Overall control of the CPCs is in the hands of Daniel Ortega's communications director, Rosario Murillo; it's an irrelevant coincidence that Ms. Murillo also happens to be Ortega's wife. Council members are not elected; they are appointed by the president (or by his communications director). And while other party members can join the councils, the Sandinistas maintain a huge majority and can outvote everybody else combined.
This raises two interesting academic questions:
- At what point does a private organization, run by the president's wife and funded by a foreign dictator, which seizes control of many functions traditionally associated with government, and which proclaims itself to be the real intermediary between the proletariat and the government, become the de facto new government of Nicaragua?
The rhetoric is quite suggestive:
Jeannette Suazo, a Sandinista, is the chairwoman of the committee in a Managua neighborhood known as September 14th. She insists that aid is handed out without regard to politics, and she said that her committee had four members who belonged to the opposition party [the remaining 11 members, including the chairwoman, are Sandinistas, a nearly 3-1 voting advantage]. All are volunteers and get no pay, though some have government jobs, she said.
“We are the communicators between the people and the government,” she said. “It’s easier to solve these problems with an organized people than with a disorganized people.”
The other academic question:
- How do these "Citizens Power Councils" differ in any significant way from Argentina's Fundación Eva Perón?
To recap, the Sandinistas dominate these "private" councils about 3-1... even though in the National Assembly, the two Sandinista parties together comprise 46%, while the two liberal parties together add up to 53%.

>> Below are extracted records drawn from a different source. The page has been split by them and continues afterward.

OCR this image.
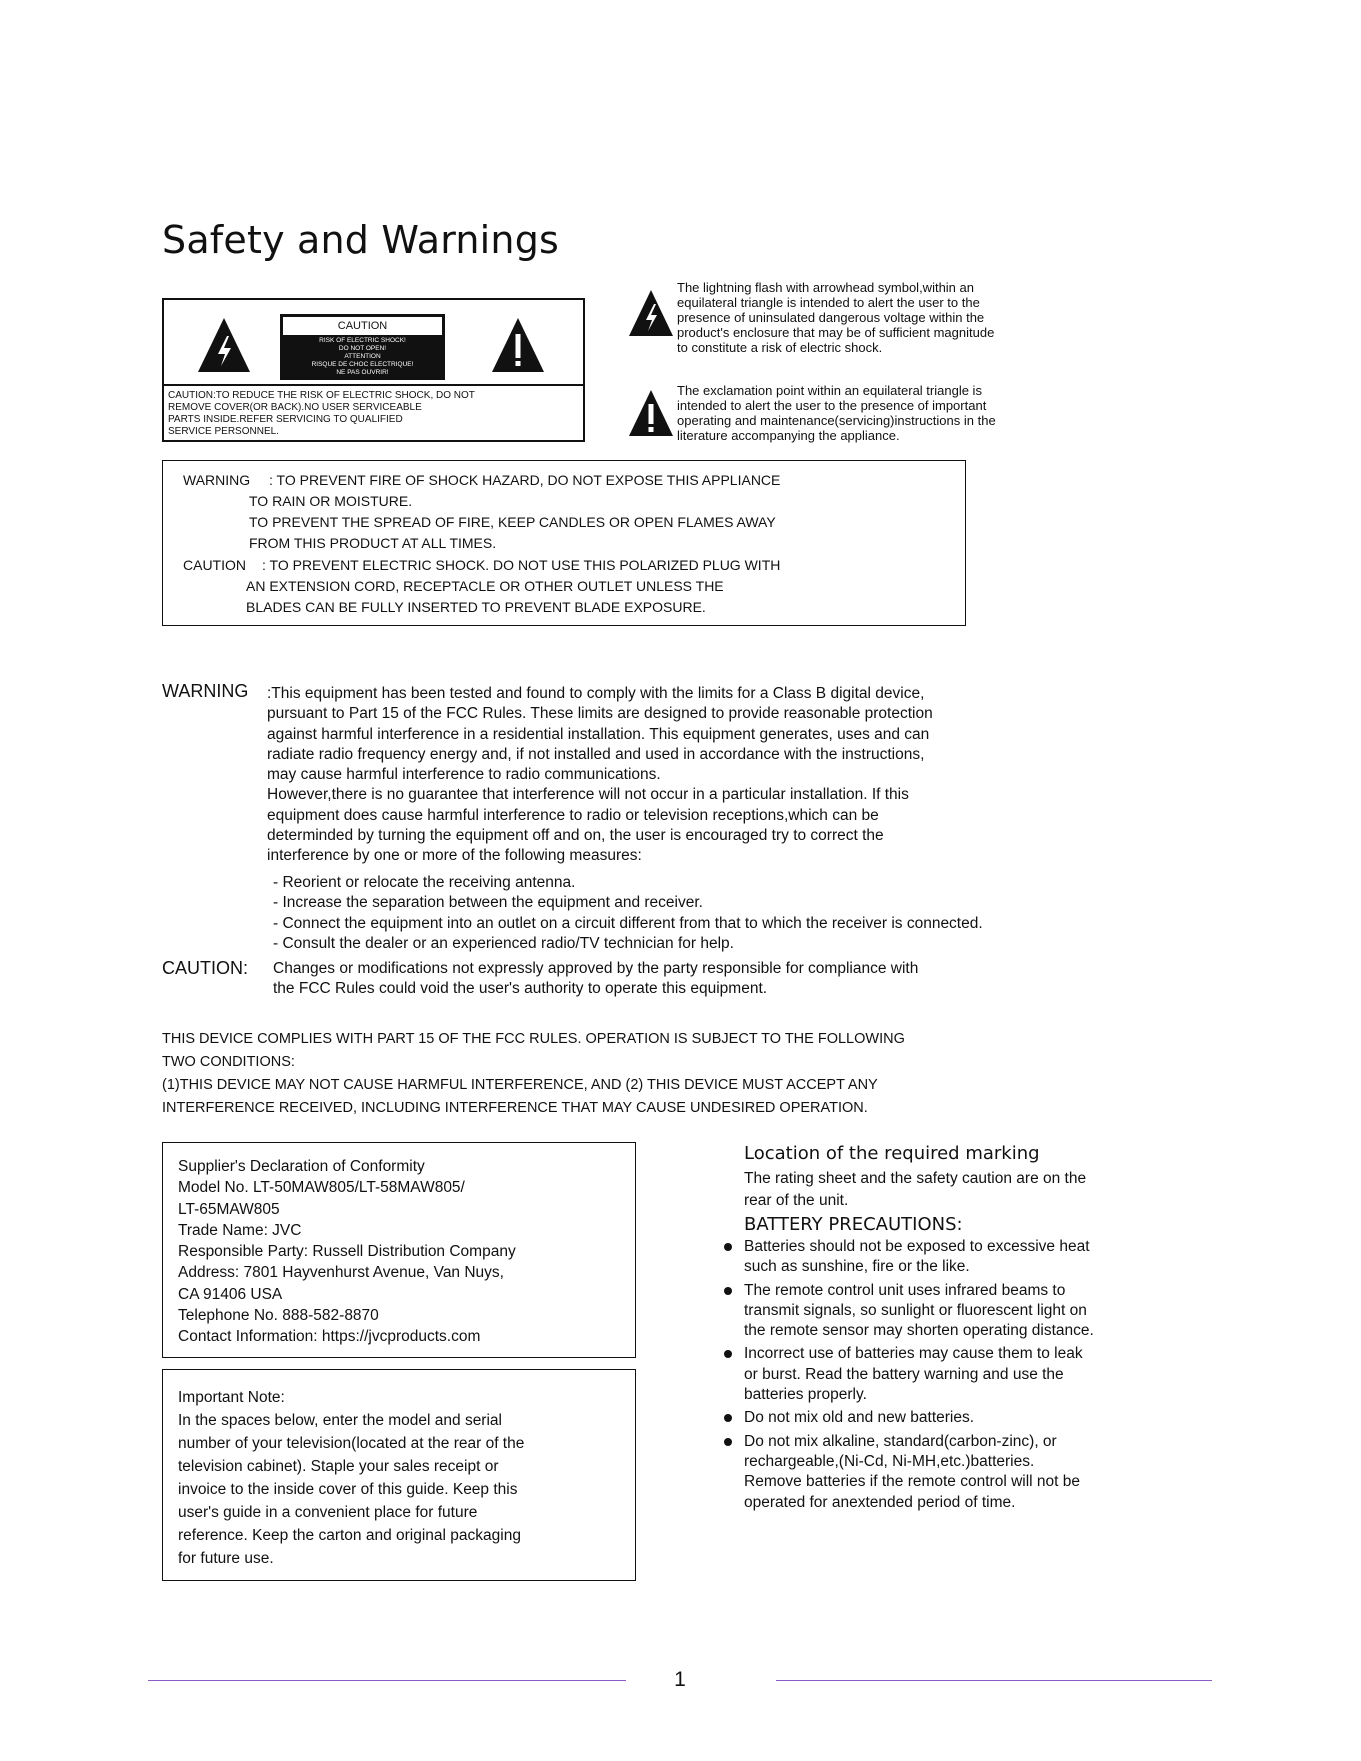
Safety and Warnings
CAUTION
RISK OF ELECTRIC SHOCK!
DO NOT OPEN!
ATTENTION
RISQUE DE CHOC ELECTRIQUE!
NE PAS OUVRIR!
CAUTION:TO REDUCE THE RISK OF ELECTRIC SHOCK, DO NOT
REMOVE COVER(OR BACK).NO USER SERVICEABLE
PARTS INSIDE.REFER SERVICING TO QUALIFIED
SERVICE PERSONNEL.
The lightning flash with arrowhead symbol,within an
equilateral triangle is intended to alert the user to the
presence of uninsulated dangerous voltage within the
product's enclosure that may be of sufficient magnitude
to constitute a risk of electric shock.
The exclamation point within an equilateral triangle is
intended to alert the user to the presence of important
operating and maintenance(servicing)instructions in the
literature accompanying the appliance.
WARNING : TO PREVENT FIRE OF SHOCK HAZARD, DO NOT EXPOSE THIS APPLIANCE
TO RAIN OR MOISTURE.
TO PREVENT THE SPREAD OF FIRE, KEEP CANDLES OR OPEN FLAMES AWAY
FROM THIS PRODUCT AT ALL TIMES.
CAUTION : TO PREVENT ELECTRIC SHOCK. DO NOT USE THIS POLARIZED PLUG WITH
AN EXTENSION CORD, RECEPTACLE OR OTHER OUTLET UNLESS THE
BLADES CAN BE FULLY INSERTED TO PREVENT BLADE EXPOSURE.
WARNING :This equipment has been tested and found to comply with the limits for a Class B digital device,
pursuant to Part 15 of the FCC Rules. These limits are designed to provide reasonable protection
against harmful interference in a residential installation. This equipment generates, uses and can
radiate radio frequency energy and, if not installed and used in accordance with the instructions,
may cause harmful interference to radio communications.
However,there is no guarantee that interference will not occur in a particular installation. If this
equipment does cause harmful interference to radio or television receptions,which can be
determinded by turning the equipment off and on, the user is encouraged try to correct the
interference by one or more of the following measures:
- Reorient or relocate the receiving antenna.
- Increase the separation between the equipment and receiver.
- Connect the equipment into an outlet on a circuit different from that to which the receiver is connected.
- Consult the dealer or an experienced radio/TV technician for help.
CAUTION: Changes or modifications not expressly approved by the party responsible for compliance with
the FCC Rules could void the user's authority to operate this equipment.
THIS DEVICE COMPLIES WITH PART 15 OF THE FCC RULES. OPERATION IS SUBJECT TO THE FOLLOWING
TWO CONDITIONS:
(1)THIS DEVICE MAY NOT CAUSE HARMFUL INTERFERENCE, AND (2) THIS DEVICE MUST ACCEPT ANY
INTERFERENCE RECEIVED, INCLUDING INTERFERENCE THAT MAY CAUSE UNDESIRED OPERATION.
Supplier's Declaration of Conformity
Model No. LT-50MAW805/LT-58MAW805/
LT-65MAW805
Trade Name: JVC
Responsible Party: Russell Distribution Company
Address: 7801 Hayvenhurst Avenue, Van Nuys,
CA 91406 USA
Telephone No. 888-582-8870
Contact Information: https://jvcproducts.com
Important Note:
In the spaces below, enter the model and serial
number of your television(located at the rear of the
television cabinet). Staple your sales receipt or
invoice to the inside cover of this guide. Keep this
user's guide in a convenient place for future
reference. Keep the carton and original packaging
for future use.
Location of the required marking
The rating sheet and the safety caution are on the
rear of the unit.
BATTERY PRECAUTIONS:
Batteries should not be exposed to excessive heat
such as sunshine, fire or the like.
The remote control unit uses infrared beams to
transmit signals, so sunlight or fluorescent light on
the remote sensor may shorten operating distance.
Incorrect use of batteries may cause them to leak
or burst. Read the battery warning and use the
batteries properly.
Do not mix old and new batteries.
Do not mix alkaline, standard(carbon-zinc), or
rechargeable,(Ni-Cd, Ni-MH,etc.)batteries.
Remove batteries if the remote control will not be
operated for anextended period of time.
1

In the election of 2006, Ortega of the Sandinista National Liberation Front received 38% of the vote. Sadly, the two liberal parties, the Nicaraguan Liberal Alliance and the Constitutionalist Liberal Party, split the anti-Sandinista vote, 29% and 27%. Had they unified, they would have had a clear majority of 56%, and Nicaragua would not be headed back towards Communist tyranny and government looting again. (Let that be a lesson to conservatives here who plan to "send a message" by voting for Bob Barr this November.)
This rolling catastrophe really makes one appreciate the hand of the divine that gave Colombia the brilliant Álvaro Uribe Vélez... instead of some Ortega-clone, who would have gotten his financing from either Oogo, the drug lords, or both. Too bad Barack H. Obama and the Democratic Congress are intent upon breaking our word to Colombia by tearing up the Colombian Free Trade Agreement and stamping on it; if we were simply to ratify the treaty, we could sell our own goods in Colombia and support freedom and democracy at the same time. Of course, that's almost certainly the exact reason the Democratic Congress won't even bring CFTA up for a vote.
Perhaps Democrats are hoping they can create some CPCs right here, ready to leap into the fray... just in case John S. McCain "steals the election" from the man who bought and paid for it.
Hatched by Dafydd on this day, July 17, 2008, at the time of 12:47 PM
TrackBack URL for this hissing: http://biglizards.net/mt3.36/earendiltrack.cgi/2994
The following hissed in response by: LarryD
... received 38% of the vote. Sadly, the two liberal parties, the Nicaraguan Liberal Alliance and the Constitutionalist Liberal Party, split the anti-Sandinista vote, 29% and 27%. ...
This is why I like approval voting over the traditional plurality voting system.